I drove over 900 miles while in Texas, west from Louisiana thru Houston to San Antonio, then north thru the Hill Country to Johnson City, east to Austin, again north to Dallas, northwest towards Amarillo and then north to the Oklahoma Panhandle before going southwest back thru West Texas into New Mexico. If you can follow that, you really know your Texas geography. The three days that I spent driving were challenging; first it was the traffic in Houston, next it was the non-stop construction from Austin to Dallas, then the uber-fast drivers on two lane state highways(70mph speed limit) in West Texas that tailgated for miles and finally there was the sheer number of miles.

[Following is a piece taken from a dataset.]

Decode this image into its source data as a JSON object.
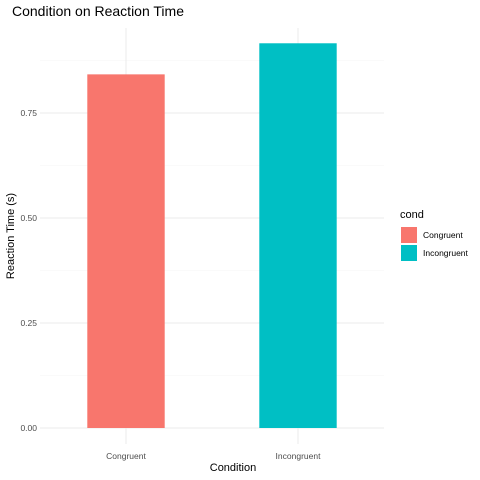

The topography varied from swamp in East Texas filled with oil wells and refineries, to ugly scrub land around Houston with oil wells and refineries, to flat plains with oil fields and some farm land near San Antonio. North of San Antonio was ranch country; rocky, hilly land full of cedar scrub trees. There were few public roads off State Highway 281, on which I traveled to Johnson City. Although I was told that the blue bonnets were not as numerous this year because of the lack of rain last fall, I saw them as well as other wildflowers by the roadsides each day I was in Texas. I did notice that many of the riverbeds were dry or very low throughout Texas. Northwest of Dallas as I drove State Route 287, there was beautiful grassland and high prairie.
I listened to Empire of the Summer Moon by S.C. Gwynne about the Comanches and their last chief, Quanah Parker. This gory but interesting book was a great companion, especially meaningful when I drove thru the town of Quanah north of Wichita Falls. I thought about the herds of buffalo that numbered in the millions before the Civil War, the Spanish Missions, and the years of bloody clashes between Texas settlers and Indian tribes. I looked out my car window to see cattle, oil wells, and open land. Occasionally I glimpsed wind turbines or a field of crops, but mostly it was a vast horizon with little vegetation, lots of rocky ground and a plethora of oil related apparatus. When I stopped in the Panhandle or West Texas, I was knocked over by the stench from the feedlots. At one point, I saw a feedlot that seemed to go on for almost a mile with more cattle than cranes I had seen in Nebraska. It brought to mind the book, Fast Food Nation, and I remembered why I so enjoy the farmer’s market in our Michigan summer town.
The Texas small towns I drove thru were thriving in comparison to towns in Iowa, Nebraska and many of other states I’ve driven through. I don’t know if its the cattle, the oil, the gypsum or another industry but there were few empty store fronts. There’s still old Route 66 signs and spots to stop as well as Braum’s, an ice cream chain that is prevalent. On my final morning in west Texas, there was dense fog, an intense smell of petroleum in the air, and the temperature had dropped from 87 the day before in Dallas to 37 degrees. Time to move on.